The “Goodwood” Saloon was aimed at the middle-classes costing £318. With a top speed of stately 65 mph it looks perfect for a stylish day out to the races.
The Ruby was a 2-seater tourer built between 1935-36. At £235 it sold well. I’d have gone for one in a nicer colour.
BSA made guns and bicycles before turning to cars in 1907. In 1935 the 10 Fixed-Head Coupé model had a top speed of 60 mph and cost a pretty reasonable £285.
This car undoubtedly has a French panache about it. I love the way it all looks oozed together. It could reach 70 mph but I doubt people bought it for speed, more design. It cost £248. If I’d been around in 1935 I’d have saved up all my pennies for it.
A car with all the aristocratic qualities of silence, style and smoothness. It could purr up to 70 mph. Yours for £465.
Daimler was famous for the quality of their coachbuilding. This sports car boasted smooth cruising at 70 mph in almost perfect silence. Only 180 were produced. With a 1935 price-tag of £995 you would certainly be paying for class.

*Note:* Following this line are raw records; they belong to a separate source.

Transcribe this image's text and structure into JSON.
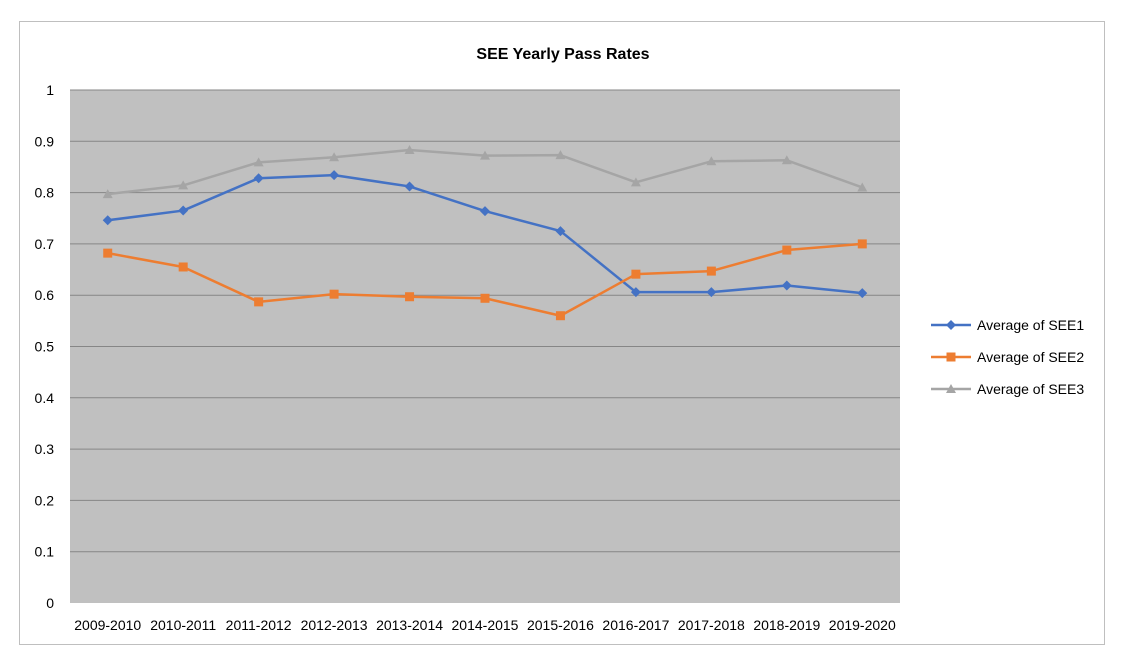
{
  "chart_data": {
    "type": "line",
    "title": "SEE Yearly Pass Rates",
    "xlabel": "",
    "ylabel": "",
    "ylim": [
      0,
      1
    ],
    "yticks": [
      "0",
      "0.1",
      "0.2",
      "0.3",
      "0.4",
      "0.5",
      "0.6",
      "0.7",
      "0.8",
      "0.9",
      "1"
    ],
    "grid": true,
    "legend_position": "right",
    "plot_background": "#c0c0c0",
    "categories": [
      "2009-2010",
      "2010-2011",
      "2011-2012",
      "2012-2013",
      "2013-2014",
      "2014-2015",
      "2015-2016",
      "2016-2017",
      "2017-2018",
      "2018-2019",
      "2019-2020"
    ],
    "series": [
      {
        "name": "Average of SEE1",
        "color": "#4472c4",
        "marker": "diamond",
        "values": [
          0.746,
          0.765,
          0.828,
          0.834,
          0.812,
          0.764,
          0.725,
          0.606,
          0.606,
          0.619,
          0.604
        ]
      },
      {
        "name": "Average of SEE2",
        "color": "#ed7d31",
        "marker": "square",
        "values": [
          0.682,
          0.655,
          0.587,
          0.602,
          0.597,
          0.594,
          0.56,
          0.641,
          0.647,
          0.688,
          0.7
        ]
      },
      {
        "name": "Average of SEE3",
        "color": "#a5a5a5",
        "marker": "triangle",
        "values": [
          0.797,
          0.814,
          0.859,
          0.869,
          0.883,
          0.872,
          0.873,
          0.82,
          0.861,
          0.863,
          0.81
        ]
      }
    ]
  }
}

Standard isn’t an exciting name for a motorcar company but their V-8 Saloon has all the soft lines of a Citroen and looks good on it. Top speed of 82 mph and a cost of £319.
I can just about remember these being driven by little old ladies who’d probably had them from new. At £100 in 1935 they were the only car most of the British middle-class could ever aspire to own.